The origin of polarization in kilonovae and the case of the gravitational-wave counterpart AT 2017gfo

TL;DR

This paper models the polarization in kilonovae from neutron star mergers, showing how polarization signals depend on ejecta properties and viewing angles, and applies this to interpret observations of GW170817/AT 2017gfo.

Contribution

It provides detailed 3D radiative transfer simulations of kilonova polarization, linking polarization levels to ejecta composition and viewing angle, and constrains the observer's orientation for AT 2017gfo.

Findings

Polarization can reach ~1% shortly after merger in optical bands.

Polarization signals depend strongly on ejecta composition and viewing angle.
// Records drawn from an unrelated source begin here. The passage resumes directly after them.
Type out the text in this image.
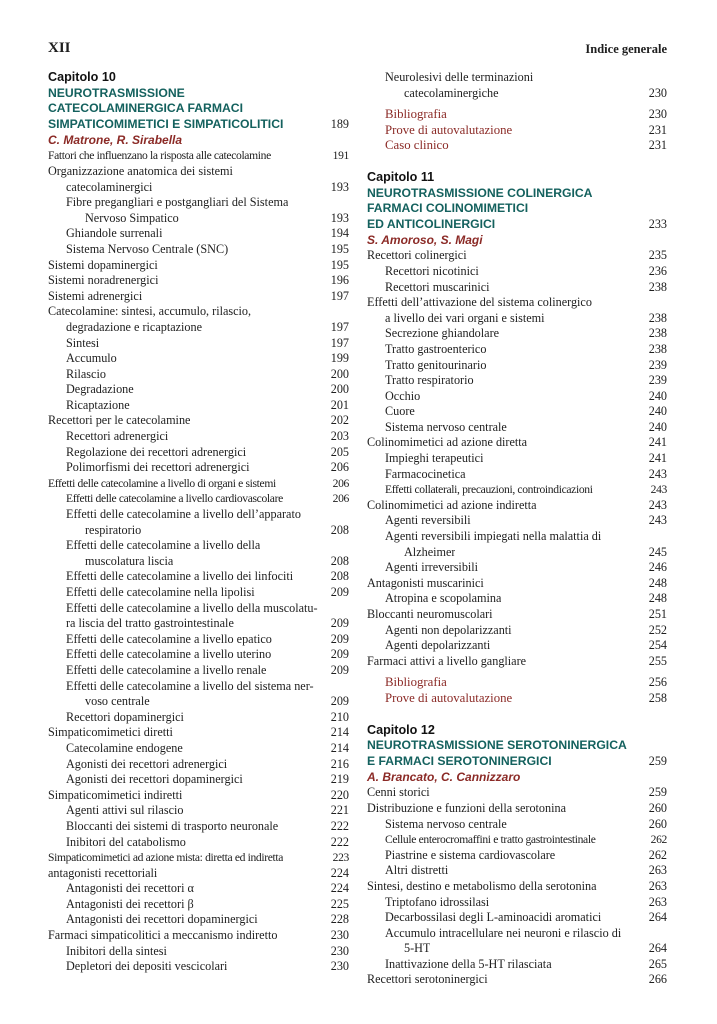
XII	Indice generale
Capitolo 10
NEUROTRASMISSIONE
CATECOLAMINERGICA FARMACI
SIMPATICOMIMETICI E SIMPATICOLITICI	189
C. Matrone, R. Sirabella
Fattori che influenzano la risposta alle catecolamine	191
Organizzazione anatomica dei sistemi
catecolaminergici	193
Fibre pregangliari e postgangliari del Sistema
Nervoso Simpatico	193
Ghiandole surrenali	194
Sistema Nervoso Centrale (SNC)	195
Sistemi dopaminergici	195
Sistemi noradrenergici	196
Sistemi adrenergici	197
Catecolamine: sintesi, accumulo, rilascio,
degradazione e ricaptazione	197
Sintesi	197
Accumulo	199
Rilascio	200
Degradazione	200
Ricaptazione	201
Recettori per le catecolamine	202
Recettori adrenergici	203
Regolazione dei recettori adrenergici	205
Polimorfismi dei recettori adrenergici	206
Effetti delle catecolamine a livello di organi e sistemi	206
Effetti delle catecolamine a livello cardiovascolare	206
Effetti delle catecolamine a livello dell’apparato
respiratorio	208
Effetti delle catecolamine a livello della
muscolatura liscia	208
Effetti delle catecolamine a livello dei linfociti	208
Effetti delle catecolamine nella lipolisi	209
Effetti delle catecolamine a livello della muscolatu-
ra liscia del tratto gastrointestinale	209
Effetti delle catecolamine a livello epatico	209
Effetti delle catecolamine a livello uterino	209
Effetti delle catecolamine a livello renale	209
Effetti delle catecolamine a livello del sistema ner-
voso centrale	209
Recettori dopaminergici	210
Simpaticomimetici diretti	214
Catecolamine endogene	214
Agonisti dei recettori adrenergici	216
Agonisti dei recettori dopaminergici	219
Simpaticomimetici indiretti	220
Agenti attivi sul rilascio	221
Bloccanti dei sistemi di trasporto neuronale	222
Inibitori del catabolismo	222
Simpaticomimetici ad azione mista: diretta ed indiretta	223
antagonisti recettoriali	224
Antagonisti dei recettori α	224
Antagonisti dei recettori β	225
Antagonisti dei recettori dopaminergici	228
Farmaci simpaticolitici a meccanismo indiretto	230
Inibitori della sintesi	230
Depletori dei depositi vescicolari	230
Neurolesivi delle terminazioni
catecolaminergiche	230
Bibliografia	230
Prove di autovalutazione	231
Caso clinico	231
Capitolo 11
NEUROTRASMISSIONE COLINERGICA
FARMACI COLINOMIMETICI
ED ANTICOLINERGICI	233
S. Amoroso, S. Magi
Recettori colinergici	235
Recettori nicotinici	236
Recettori muscarinici	238
Effetti dell’attivazione del sistema colinergico
a livello dei vari organi e sistemi	238
Secrezione ghiandolare	238
Tratto gastroenterico	238
Tratto genitourinario	239
Tratto respiratorio	239
Occhio	240
Cuore	240
Sistema nervoso centrale	240
Colinomimetici ad azione diretta	241
Impieghi terapeutici	241
Farmacocinetica	243
Effetti collaterali, precauzioni, controindicazioni	243
Colinomimetici ad azione indiretta	243
Agenti reversibili	243
Agenti reversibili impiegati nella malattia di
Alzheimer	245
Agenti irreversibili	246
Antagonisti muscarinici	248
Atropina e scopolamina	248
Bloccanti neuromuscolari	251
Agenti non depolarizzanti	252
Agenti depolarizzanti	254
Farmaci attivi a livello gangliare	255
Bibliografia	256
Prove di autovalutazione	258
Capitolo 12
NEUROTRASMISSIONE SEROTONINERGICA
E FARMACI SEROTONINERGICI	259
A. Brancato, C. Cannizzaro
Cenni storici	259
Distribuzione e funzioni della serotonina	260
Sistema nervoso centrale	260
Cellule enterocromaffini e tratto gastrointestinale	262
Piastrine e sistema cardiovascolare	262
Altri distretti	263
Sintesi, destino e metabolismo della serotonina	263
Triptofano idrossilasi	263
Decarbossilasi degli L-aminoacidi aromatici	264
Accumulo intracellulare nei neuroni e rilascio di
5-HT	264
Inattivazione della 5-HT rilasciata	265
Recettori serotoninergici	266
The observer of AT 2017gfo was within ~65° of the polar axis.

Abstract

The Gravitational Wave (GW) event GW 170817 was generated by the coalescence of two neutron stars (NS) and produced an electromagnetic transient, labelled AT 2017gfo, that was target of a massive observational campaign. Polarimetry, a powerful diagnostic tool for probing the geometry and emission processes of unresolved sources, was obtained for this event. The observed linear polarization was consistent with being mostly induced by intervening dust, suggesting that the intrinsic emission was weakly polarized ($P < 0.4-0.5$ %). In this paper, we present and discuss a detailed analysis of the linear polarization expected from a merging NS binary system by means of 3D Monte Carlo radiative transfer simulations assuming a range of possible configurations, wavelengths, epochs and viewing angles. We find that polarization originates from the non-homogeneous opacity distribution within the ejecta and can reach levels of $P\sim1$ % at early times (1$-$2 days after the merger) and in the optical R band. Smaller polarization signals are expected at later epochs and/or different wavelengths. From the viewing-angle dependence of the polarimetric signal, we constrain the observer orientation of AT 2017gfo within $\sim$65$^\circ$ from the polar direction. The detection of non-zero polarization in future events will unambiguously reveal the presence of a lanthanide-free ejecta component and unveil its spatial and angular distribution.